Subject: Re: Race condition in kernel! (was ping times)
To: Donald Lee <MacPPC@caution.icompute.com>
From: John Klos <john@ziaspace.com>
List: port-macppc
Date: 07/17/2004 19:38:27
Hi,

> I just tried booting a CD on a Quicksilver G4/867.  It has the same problem.
> (10 ms quantum ping times to local network)

This is a very interesting problem; I remember seeing this a while ago, 
but I forget where, when, and why. It went away after I switched ethernet 
cards or something.

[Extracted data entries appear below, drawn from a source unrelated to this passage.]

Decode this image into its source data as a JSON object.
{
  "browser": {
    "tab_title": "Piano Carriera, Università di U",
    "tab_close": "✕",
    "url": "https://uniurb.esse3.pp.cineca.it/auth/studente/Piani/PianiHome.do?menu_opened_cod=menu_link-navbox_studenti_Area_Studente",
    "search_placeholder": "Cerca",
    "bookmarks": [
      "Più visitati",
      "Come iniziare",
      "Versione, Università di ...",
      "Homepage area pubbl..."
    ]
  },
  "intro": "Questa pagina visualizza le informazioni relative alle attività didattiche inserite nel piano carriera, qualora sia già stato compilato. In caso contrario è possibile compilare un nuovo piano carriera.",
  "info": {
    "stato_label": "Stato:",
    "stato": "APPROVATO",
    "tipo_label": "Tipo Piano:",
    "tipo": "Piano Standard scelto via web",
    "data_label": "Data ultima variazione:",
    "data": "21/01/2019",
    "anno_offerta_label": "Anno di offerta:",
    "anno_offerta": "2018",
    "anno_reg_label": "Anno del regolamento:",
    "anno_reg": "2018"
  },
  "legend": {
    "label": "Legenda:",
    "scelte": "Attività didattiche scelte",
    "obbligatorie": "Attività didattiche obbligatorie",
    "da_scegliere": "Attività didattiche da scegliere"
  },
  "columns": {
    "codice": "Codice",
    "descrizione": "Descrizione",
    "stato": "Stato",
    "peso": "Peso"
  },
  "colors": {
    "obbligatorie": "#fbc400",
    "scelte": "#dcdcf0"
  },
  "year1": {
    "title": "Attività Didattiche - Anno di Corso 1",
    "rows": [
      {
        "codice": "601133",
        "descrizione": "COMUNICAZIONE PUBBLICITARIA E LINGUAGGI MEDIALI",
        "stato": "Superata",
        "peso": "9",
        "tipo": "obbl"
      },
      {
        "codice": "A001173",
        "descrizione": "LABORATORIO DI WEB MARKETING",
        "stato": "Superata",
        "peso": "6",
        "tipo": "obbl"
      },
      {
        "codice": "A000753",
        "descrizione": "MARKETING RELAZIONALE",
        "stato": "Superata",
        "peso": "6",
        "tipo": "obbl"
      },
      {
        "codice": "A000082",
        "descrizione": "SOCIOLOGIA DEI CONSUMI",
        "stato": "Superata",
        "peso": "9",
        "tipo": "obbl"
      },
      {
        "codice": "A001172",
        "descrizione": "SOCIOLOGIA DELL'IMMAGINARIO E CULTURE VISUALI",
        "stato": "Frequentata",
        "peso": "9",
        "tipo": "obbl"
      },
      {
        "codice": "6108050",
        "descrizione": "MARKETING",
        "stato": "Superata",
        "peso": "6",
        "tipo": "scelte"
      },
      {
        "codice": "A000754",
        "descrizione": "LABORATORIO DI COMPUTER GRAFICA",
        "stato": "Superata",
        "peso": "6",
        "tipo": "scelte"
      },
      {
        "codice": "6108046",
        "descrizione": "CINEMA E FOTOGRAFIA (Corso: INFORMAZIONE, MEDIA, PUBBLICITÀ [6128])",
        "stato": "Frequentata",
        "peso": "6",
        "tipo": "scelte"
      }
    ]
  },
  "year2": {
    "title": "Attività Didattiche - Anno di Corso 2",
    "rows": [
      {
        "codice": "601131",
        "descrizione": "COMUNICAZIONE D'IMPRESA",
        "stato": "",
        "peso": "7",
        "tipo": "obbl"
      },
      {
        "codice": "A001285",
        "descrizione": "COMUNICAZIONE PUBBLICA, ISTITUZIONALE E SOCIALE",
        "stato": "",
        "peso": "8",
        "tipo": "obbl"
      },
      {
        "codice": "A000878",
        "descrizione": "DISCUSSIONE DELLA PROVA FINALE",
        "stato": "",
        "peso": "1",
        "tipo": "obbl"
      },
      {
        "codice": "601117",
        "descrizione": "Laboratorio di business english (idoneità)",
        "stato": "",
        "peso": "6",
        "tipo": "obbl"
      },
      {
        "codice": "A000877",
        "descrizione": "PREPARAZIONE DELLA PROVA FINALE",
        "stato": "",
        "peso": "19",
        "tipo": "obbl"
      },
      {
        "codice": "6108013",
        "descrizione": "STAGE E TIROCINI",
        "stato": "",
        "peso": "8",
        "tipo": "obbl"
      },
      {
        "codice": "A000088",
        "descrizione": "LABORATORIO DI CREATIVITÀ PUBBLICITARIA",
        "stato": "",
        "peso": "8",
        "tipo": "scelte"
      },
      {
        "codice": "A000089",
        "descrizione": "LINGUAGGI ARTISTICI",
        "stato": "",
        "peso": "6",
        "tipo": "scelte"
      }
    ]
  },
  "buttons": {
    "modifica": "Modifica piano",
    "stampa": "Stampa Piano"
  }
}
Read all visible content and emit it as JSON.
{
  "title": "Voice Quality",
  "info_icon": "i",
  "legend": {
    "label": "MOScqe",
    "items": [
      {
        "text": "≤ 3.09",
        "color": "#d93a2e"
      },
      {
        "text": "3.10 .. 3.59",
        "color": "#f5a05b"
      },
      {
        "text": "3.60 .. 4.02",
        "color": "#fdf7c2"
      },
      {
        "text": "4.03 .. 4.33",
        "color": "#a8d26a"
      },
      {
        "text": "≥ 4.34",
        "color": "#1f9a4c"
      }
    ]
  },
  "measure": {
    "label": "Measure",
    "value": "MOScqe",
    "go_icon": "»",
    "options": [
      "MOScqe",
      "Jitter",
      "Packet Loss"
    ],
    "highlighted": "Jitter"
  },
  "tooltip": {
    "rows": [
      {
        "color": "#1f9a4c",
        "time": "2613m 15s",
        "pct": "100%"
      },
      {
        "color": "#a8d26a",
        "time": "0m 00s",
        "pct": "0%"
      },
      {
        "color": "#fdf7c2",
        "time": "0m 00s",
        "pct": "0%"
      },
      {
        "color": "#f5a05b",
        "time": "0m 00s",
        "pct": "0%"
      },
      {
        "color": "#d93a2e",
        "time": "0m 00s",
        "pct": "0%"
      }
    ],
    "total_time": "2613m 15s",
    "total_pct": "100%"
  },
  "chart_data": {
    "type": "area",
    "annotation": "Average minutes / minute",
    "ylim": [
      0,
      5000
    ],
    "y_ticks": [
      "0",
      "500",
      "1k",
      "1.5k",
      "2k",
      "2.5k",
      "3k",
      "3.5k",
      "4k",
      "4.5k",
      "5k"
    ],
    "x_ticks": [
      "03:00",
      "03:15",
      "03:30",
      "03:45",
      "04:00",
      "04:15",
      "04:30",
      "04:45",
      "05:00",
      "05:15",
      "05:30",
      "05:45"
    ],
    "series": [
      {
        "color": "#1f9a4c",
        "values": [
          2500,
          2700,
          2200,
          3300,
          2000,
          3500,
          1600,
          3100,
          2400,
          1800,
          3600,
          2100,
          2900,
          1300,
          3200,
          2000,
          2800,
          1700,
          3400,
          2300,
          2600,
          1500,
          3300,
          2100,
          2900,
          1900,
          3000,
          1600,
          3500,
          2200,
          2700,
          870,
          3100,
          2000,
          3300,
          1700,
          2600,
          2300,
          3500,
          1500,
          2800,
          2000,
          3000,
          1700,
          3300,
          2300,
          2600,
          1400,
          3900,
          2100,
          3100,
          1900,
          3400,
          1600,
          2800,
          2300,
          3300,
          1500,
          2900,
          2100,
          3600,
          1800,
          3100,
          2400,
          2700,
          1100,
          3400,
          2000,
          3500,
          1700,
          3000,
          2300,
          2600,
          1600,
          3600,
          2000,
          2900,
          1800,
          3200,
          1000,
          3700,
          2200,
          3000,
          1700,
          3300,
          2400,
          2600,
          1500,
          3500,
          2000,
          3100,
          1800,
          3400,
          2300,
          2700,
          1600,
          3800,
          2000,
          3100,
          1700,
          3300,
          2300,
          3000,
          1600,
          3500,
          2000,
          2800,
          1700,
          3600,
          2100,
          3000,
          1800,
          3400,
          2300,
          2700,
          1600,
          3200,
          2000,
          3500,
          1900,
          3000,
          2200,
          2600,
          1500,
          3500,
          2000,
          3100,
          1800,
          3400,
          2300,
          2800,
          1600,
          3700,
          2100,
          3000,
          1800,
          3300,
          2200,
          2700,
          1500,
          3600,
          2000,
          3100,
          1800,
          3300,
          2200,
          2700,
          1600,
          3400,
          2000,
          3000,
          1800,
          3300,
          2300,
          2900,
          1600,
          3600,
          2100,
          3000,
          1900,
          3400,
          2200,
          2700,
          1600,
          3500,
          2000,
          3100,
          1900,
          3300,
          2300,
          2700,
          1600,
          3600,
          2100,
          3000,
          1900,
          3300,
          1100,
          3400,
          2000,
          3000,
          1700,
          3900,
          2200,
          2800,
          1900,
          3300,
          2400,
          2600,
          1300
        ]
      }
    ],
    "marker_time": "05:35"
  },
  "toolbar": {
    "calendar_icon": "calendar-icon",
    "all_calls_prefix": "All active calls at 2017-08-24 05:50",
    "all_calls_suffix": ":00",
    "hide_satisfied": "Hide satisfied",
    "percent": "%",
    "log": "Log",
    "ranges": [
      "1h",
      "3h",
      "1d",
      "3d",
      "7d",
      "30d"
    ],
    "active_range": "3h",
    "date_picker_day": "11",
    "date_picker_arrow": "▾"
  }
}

I wish I could remember...

> Could anyone else try a ping from a *fast* MacPPC and see if the ping
> times are all multiples of 10 ms?  I've now seen the problem on two
> machines - an 867 Mhz Quicksilver, and a G4/AGP with a
> 1 Ggz CPU, (both are Moto 7455 CPUs).

I haven't seen this on either a 1.2 GHz 7457 or a 1.3 GHz 7455 on a 100 
MHz bus G4 system. I was running 2.0 beta.

> This Quicksilver does not have the L3 cache, so that tends to eliminate
> the L3 cache theory.  I'm now convinced it's a race - probably
> somewhere in the context switch machinery in the kernel.

Actually, it does have L3:
http://www.lowendmac.com/ppc/quicksilver.html
It's only the 733 MHz which didn't have L3. Silly Apple.

> Anyone have suggestions?  I'm motivated to dig in and puzzle this
> out, but it will be a hard slog for me unless I get a little guidance.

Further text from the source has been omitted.